In the seventy two years since India gained its independence from the British, a distinct precedent has been espoused throughout political discourses is that of religious difference. Established in the very partition of India, a dichotomy has formed, and grown, between India’s Hindu majority and it’s religious minorities. This is most often historically India’s Muslim majority (which is destined to become the largest single population of Muslims in the world) but has from time to time turned to Sikhs (notably in the 1980s), and other communities. This narrative of religious difference is not a impenetrable barrier to religious cohesion in India, in fact it can be argued that India displays a more sophisticated model of religion conscious democracy, though the ever growing populist narrative of India’s politics, this assessment grows weaker and weaker.
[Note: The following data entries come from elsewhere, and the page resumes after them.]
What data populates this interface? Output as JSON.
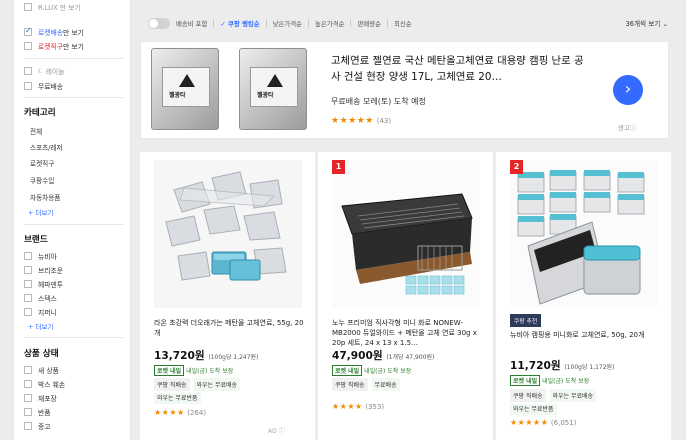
{
  "sidebar": {
    "top_partial": "R.LUX 만 보기",
    "filters_top": [
      {
        "label_blue": "로켓배송",
        "label_rest": "만 보기",
        "checked": true
      },
      {
        "label_blue": "로켓직구",
        "label_rest": "만 보기",
        "checked": false
      }
    ],
    "rewards_label": "레이놀",
    "free_shipping": "무료배송",
    "category_heading": "카테고리",
    "categories": [
      "전체",
      "스포츠/레저",
      "로켓직구",
      "쿠팡수입",
      "자동차용품"
    ],
    "more": "+ 더보기",
    "brand_heading": "브랜드",
    "brands": [
      "뉴비아",
      "브리조운",
      "헤파덴투",
      "스텍스",
      "지퍼니"
    ],
    "brand_more": "+ 더보기",
    "condition_heading": "상품 상태",
    "conditions": [
      "새 상품",
      "박스 훼손",
      "재포장",
      "반품",
      "중고"
    ]
  },
  "filterbar": {
    "toggle_label": "배송비 포함",
    "sort_active": "✓ 쿠팡 랭킹순",
    "sort_options": [
      "낮은가격순",
      "높은가격순",
      "판매량순",
      "최신순"
    ],
    "per_page": "36개씩 보기"
  },
  "ad": {
    "can_label": "젤광타",
    "title": "고체연료 젤연료 국산 메탄올고체연료 대용량 캠핑 난로 공사 건설 현장 양생 17L, 고체연료 20…",
    "delivery": "무료배송 모레(토) 도착 예정",
    "stars": "★★★★★",
    "review_count": "(43)",
    "next_icon": "›",
    "ad_label": "광고ⓘ"
  },
  "products": [
    {
      "rank": "",
      "name": "라온 초강력 더오래가는 메탄올 고체연료, 55g, 20개",
      "price": "13,720원",
      "unit_price": "(100g당 1,247원)",
      "rocket_badge": "로켓 내일",
      "rocket_text": "내일(금) 도착 보장",
      "tags": [
        "쿠팡 직배송",
        "와우는 무료배송"
      ],
      "tags2": "와우는 무료반품",
      "stars": "★★★★",
      "reviews": "(264)",
      "ad_mark": "AD ⓘ"
    },
    {
      "rank": "1",
      "name": "노누 프리미엄 직사각형 미니 화로 NONEW-MB2000 듀얼와이드 + 메탄올 고체 연료 30g x 20p 세트, 24 x 13 x 1.5…",
      "price": "47,900원",
      "unit_price": "(1개당 47,900원)",
      "rocket_badge": "로켓 내일",
      "rocket_text": "내일(금) 도착 보장",
      "tags": [
        "쿠팡 직배송",
        "무료배송"
      ],
      "tags2": "",
      "stars": "★★★★",
      "reviews": "(353)",
      "ad_mark": ""
    },
    {
      "rank": "2",
      "coupang_badge": "쿠팡 추천",
      "name": "뉴비아 캠핑용 미니화로 고체연료, 50g, 20개",
      "price": "11,720원",
      "unit_price": "(100g당 1,172원)",
      "rocket_badge": "로켓 내일",
      "rocket_text": "내일(금) 도착 보장",
      "tags": [
        "쿠팡 직배송",
        "와우는 무료배송"
      ],
      "tags2": "와우는 무료반품",
      "stars": "★★★★★",
      "reviews": "(6,051)",
      "ad_mark": ""
    }
  ],
  "colors": {
    "accent": "#346aff",
    "rank_red": "#e52528",
    "star": "#f28b00"
  }
}
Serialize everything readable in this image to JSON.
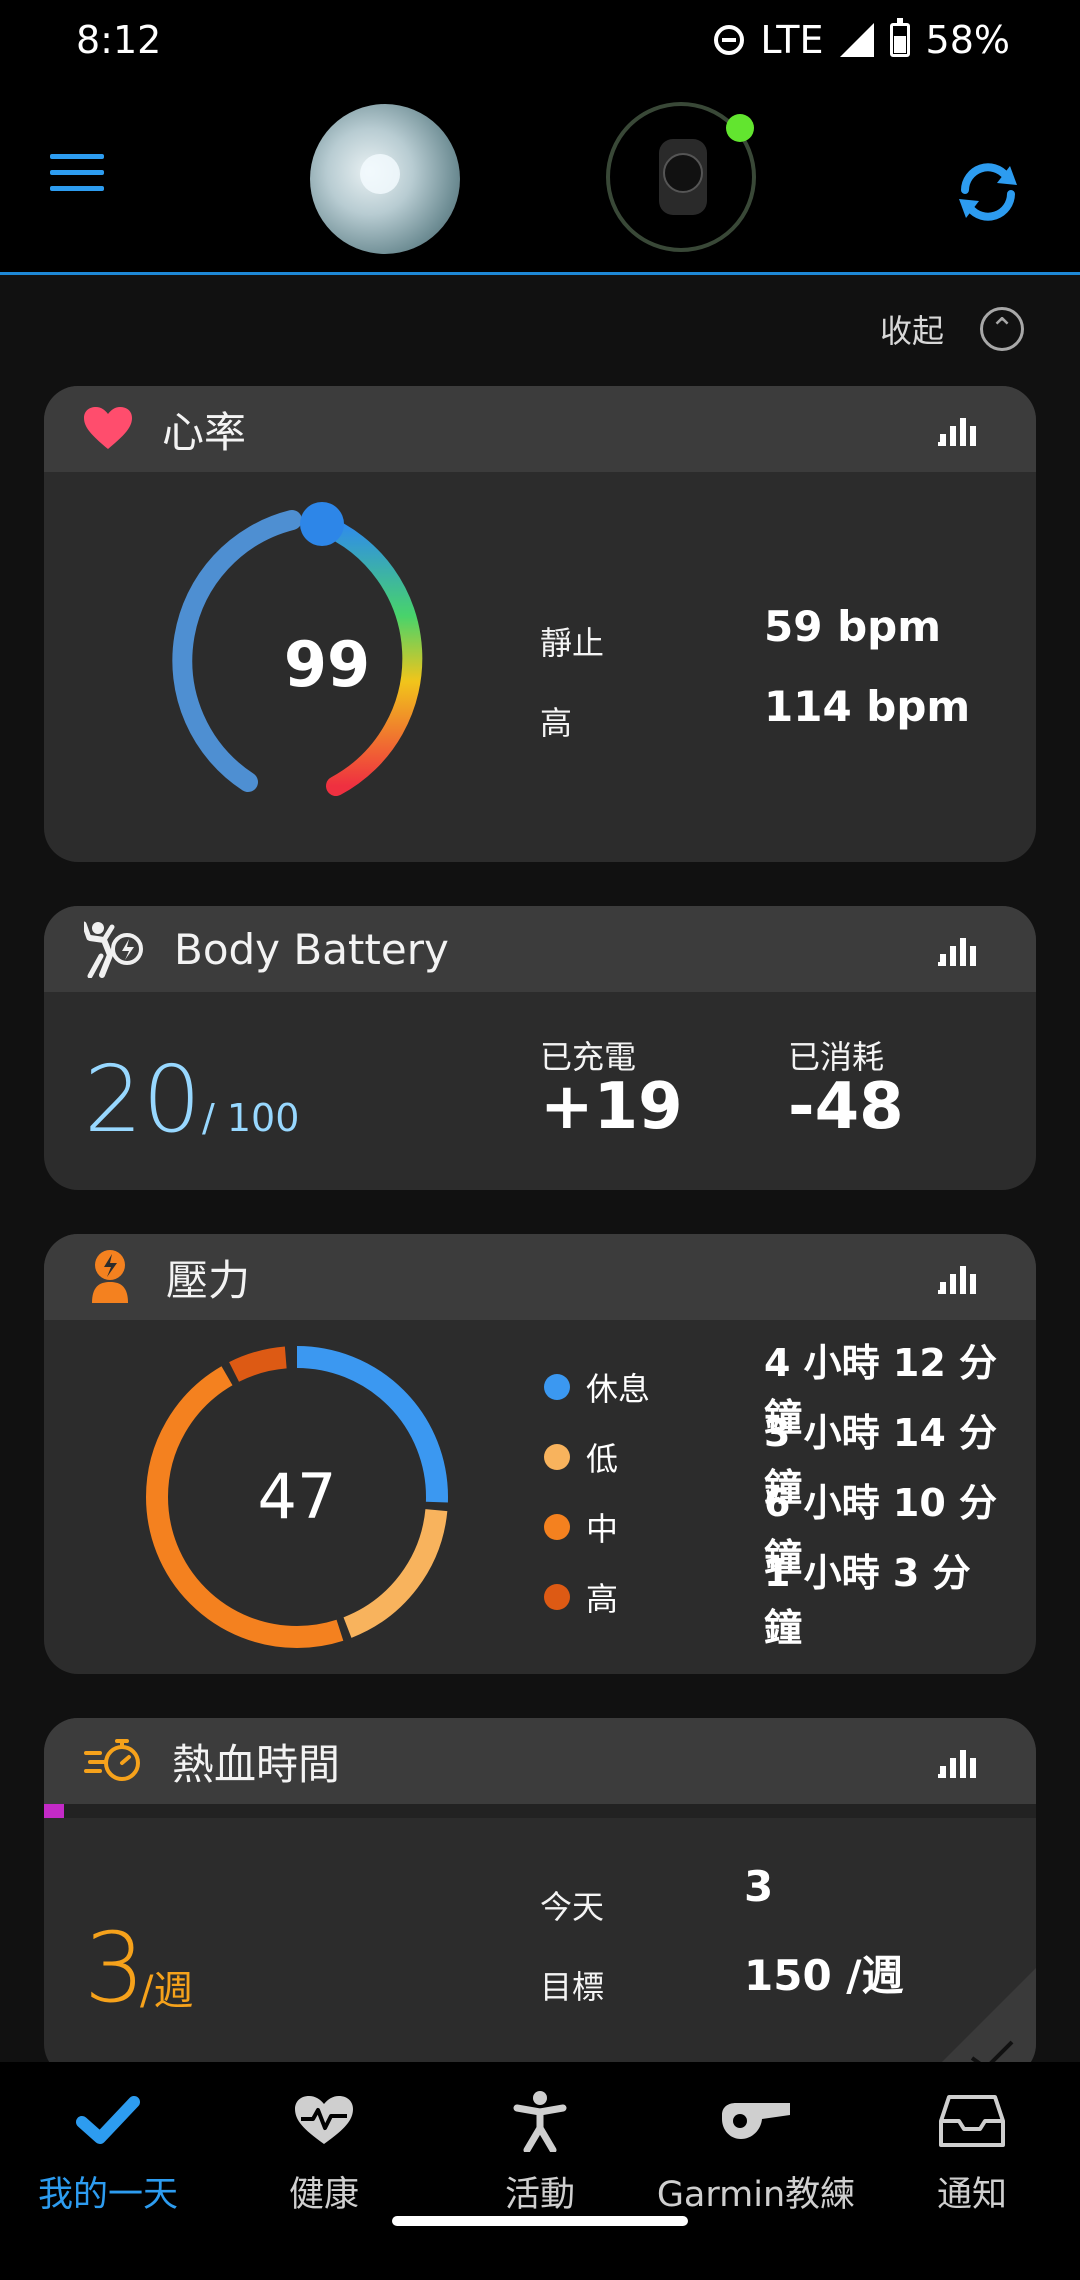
{
  "status_bar": {
    "time": "8:12",
    "network": "LTE",
    "battery": "58%"
  },
  "header": {
    "collapse_label": "收起"
  },
  "heart_rate": {
    "title": "心率",
    "current": "99",
    "rows": [
      {
        "label": "靜止",
        "value": "59 bpm"
      },
      {
        "label": "高",
        "value": "114 bpm"
      }
    ]
  },
  "body_battery": {
    "title": "Body Battery",
    "value": "20",
    "max": "/ 100",
    "charged_label": "已充電",
    "charged_value": "+19",
    "drained_label": "已消耗",
    "drained_value": "-48"
  },
  "stress": {
    "title": "壓力",
    "current": "47",
    "rows": [
      {
        "label": "休息",
        "value": "4 小時 12 分鐘",
        "color": "#3b98f1"
      },
      {
        "label": "低",
        "value": "3 小時 14 分鐘",
        "color": "#f8b35d"
      },
      {
        "label": "中",
        "value": "6 小時 10 分鐘",
        "color": "#f4811f"
      },
      {
        "label": "高",
        "value": "1 小時 3 分鐘",
        "color": "#dd5a14"
      }
    ]
  },
  "intensity": {
    "title": "熱血時間",
    "value": "3",
    "unit": "/週",
    "today_label": "今天",
    "today_value": "3",
    "goal_label": "目標",
    "goal_value": "150 /週"
  },
  "bottom_nav": [
    {
      "label": "我的一天",
      "icon": "check-icon",
      "active": true
    },
    {
      "label": "健康",
      "icon": "heart-pulse-icon",
      "active": false
    },
    {
      "label": "活動",
      "icon": "person-icon",
      "active": false
    },
    {
      "label": "Garmin教練",
      "icon": "whistle-icon",
      "active": false
    },
    {
      "label": "通知",
      "icon": "inbox-icon",
      "active": false
    }
  ],
  "colors": {
    "accent_blue": "#2d9cf0",
    "heart_red": "#ff4d6d",
    "stress_orange": "#f4811f",
    "intensity_orange": "#f6a21b",
    "progress_magenta": "#c42ac7"
  }
}
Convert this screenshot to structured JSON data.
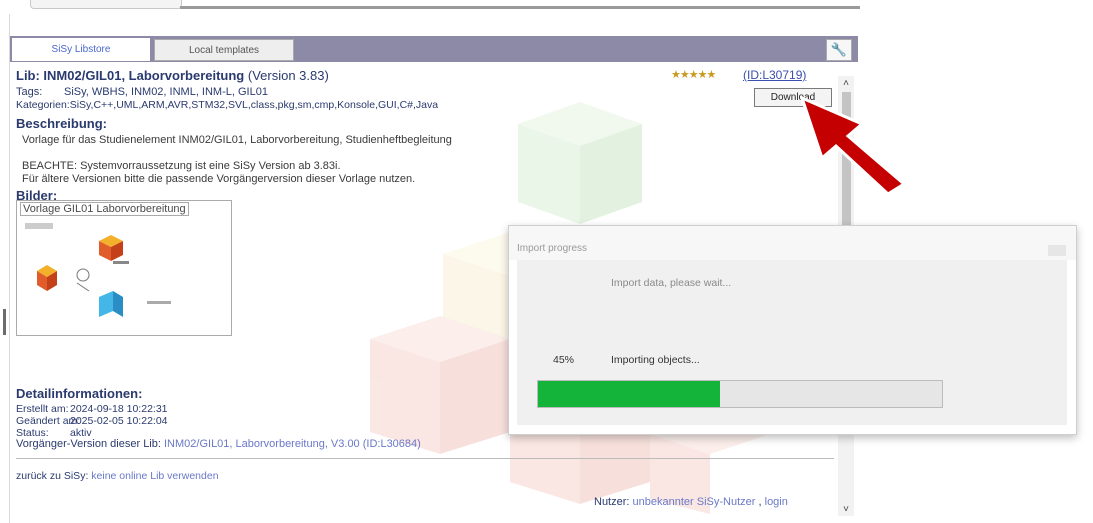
{
  "tabs": {
    "active": "SiSy Libstore",
    "inactive": "Local templates"
  },
  "lib": {
    "title": "Lib: INM02/GIL01, Laborvorbereitung",
    "version": "(Version 3.83)",
    "stars": "★★★★★",
    "id_label": "(ID:L30719)",
    "download_label": "Download"
  },
  "tags": {
    "label": "Tags:",
    "value": "SiSy, WBHS, INM02, INML, INM-L, GIL01"
  },
  "categories": {
    "label": "Kategorien:",
    "value": "SiSy,C++,UML,ARM,AVR,STM32,SVL,class,pkg,sm,cmp,Konsole,GUI,C#,Java"
  },
  "description": {
    "heading": "Beschreibung:",
    "line1": "Vorlage für das Studienelement INM02/GIL01, Laborvorbereitung, Studienheftbegleitung",
    "line2": "BEACHTE: Systemvorraussetzung ist eine SiSy Version ab 3.83i.",
    "line3": "Für ältere Versionen bitte die passende Vorgängerversion dieser Vorlage nutzen."
  },
  "images": {
    "heading": "Bilder:",
    "caption": "Vorlage GIL01 Laborvorbereitung"
  },
  "details": {
    "heading": "Detailinformationen:",
    "created_label": "Erstellt am:",
    "created_value": "2024-09-18 10:22:31",
    "changed_label": "Geändert am:",
    "changed_value": "2025-02-05 10:22:04",
    "status_label": "Status:",
    "status_value": "aktiv",
    "predecessor_label": "Vorgänger-Version dieser Lib:",
    "predecessor_link": "INM02/GIL01, Laborvorbereitung, V3.00 (ID:L30684)"
  },
  "footer": {
    "back_label": "zurück zu SiSy:",
    "back_link": "keine online Lib verwenden",
    "user_label": "Nutzer:",
    "user_link": "unbekannter SiSy-Nutzer",
    "login_link": "login"
  },
  "dialog": {
    "title": "Import progress",
    "message": "Import data, please wait...",
    "percent_label": "45%",
    "percent_value": 45,
    "status": "Importing objects..."
  },
  "colors": {
    "accent_green": "#14b33a",
    "arrow_red": "#c40000",
    "tab_bar": "#8c8aa6"
  }
}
In recent years a rise in violence against India’s Muslim communities, particularly beef vigilantism and actions against ‘love jihad’, has coincided with the premiership of Narendra Modi, of the Bharatiya Janata Party (BJP). While Hindu Nationalism has been present in India since before the nation’s independence, the recent spike in violent Hindu Nationalism is in no small feat connected to the populist politics that saw a BJP victory in the 2014 general election. Now that India is in the process of electing and announcing the results of its 2019 general election, a trend is clear. The BJP are playing off of fears embedded within India’s political conscious tied up in present fears of the ‘other’. One only has to look as far as the speech given by Uttar Pradesh’s Chief Minister, Yogi Adityanath, in March of 2017, when he assumed office, to see the narrative the BJP is using to strike fear into the heart of its votership.
This year Modi’s campaigning has heavily focused on Indian security, deviating from his previous campaign which centred itself on economic and social reform, essentially playing off the recent unrest in Indian controlled Kashmir. The party has used the climate in global media of Islam at the forefront of negative press, to push the idea that Hindus are under threat, both from the nations that border India, and increasingly from the Muslim citizens from within. Modi has used this, along with what many describe as the BJP’s historically anti-Muslim narrative, to whip up the emotions of India’s working class Hindu voters to rally behind him once again. The frank ways in which Modi has used Kashmir in his campaigning has shown a populism which banks on a continued culture of unrest and distrust between India’s religious communities. Further, the unrest of Kashmir’s internal politics only serves to feed into the carefully curated image the BJP and wider Hindu Nationalist movement has crafted of India as a nation under threat from the ‘other’. The sacred ideal of India as a Hindu nation, though not removed from the contexts of India or Hinduism, are manipulated and projected to show the BJP as the protectors of India’s integrity as a Hindu homeland. The recent murder of a BJP politician in Kashmir and the widespread boycott of the 2019 elections in Kashmir have only added to this.
The language the BJP increasingly uses not only glorifies the Hinduness of India, but serves to place the minority, especially the Muslim minority, as an integral threat to the foundations of the nation. In recent times the use of hate speech from BJP politicians has reportedly shot up to a head spinning 500% on what it has been in previous years, with Amit Shah the party president using words like ‘termites’ to describe Muslim immigrants from neighbouring Bangladesh.
The real danger of this rhetoric is how much of the Indian polity is now beginning to buy into it as legitimate and how successful it has been in inspiring Islamophobic violence. In BJP strongholds like Uttar Pradesh, Haryana, and Gujarat the increase in Hindu Nationalist violence has ballooned since the election of Modi in 2014 and by 2018 had rapidly increased still. Such violence has even permeated India’s usually apolitical film industry, with the blockbuster Padmaavat sparking major controversy and threats of violence due to concerns from emboldened Hindu Nationalist vigilantes over Hindu-Muslim relationships shown on screen. The populist narrative projected by the BJP fuels concern and aggression over the perceived threat of the other has bled into the understanding of what nationality and Hinduness is to a large swathe of Hindus, particularly those from lower income backgrounds who make up a large number of those involved in Hindutva violence. The BJP’s contribution and captainship to the idea of Muslims as a distinct and threatening other is making India an increasingly unsafe, unequal, and ever dangerous country.
Ultimately the othering of Muslims is not something unique to India, evidenced by the social climate of the Western world, or to the BJP given the diversity of Hindu Nationalist groups in India. What is distinct though, is the amount of influence and power that the BJP has to control and manipulate this narrative to draw support for their party, as well as manipulate the social conditions of India, especially rural and less economically prosperous parts of India.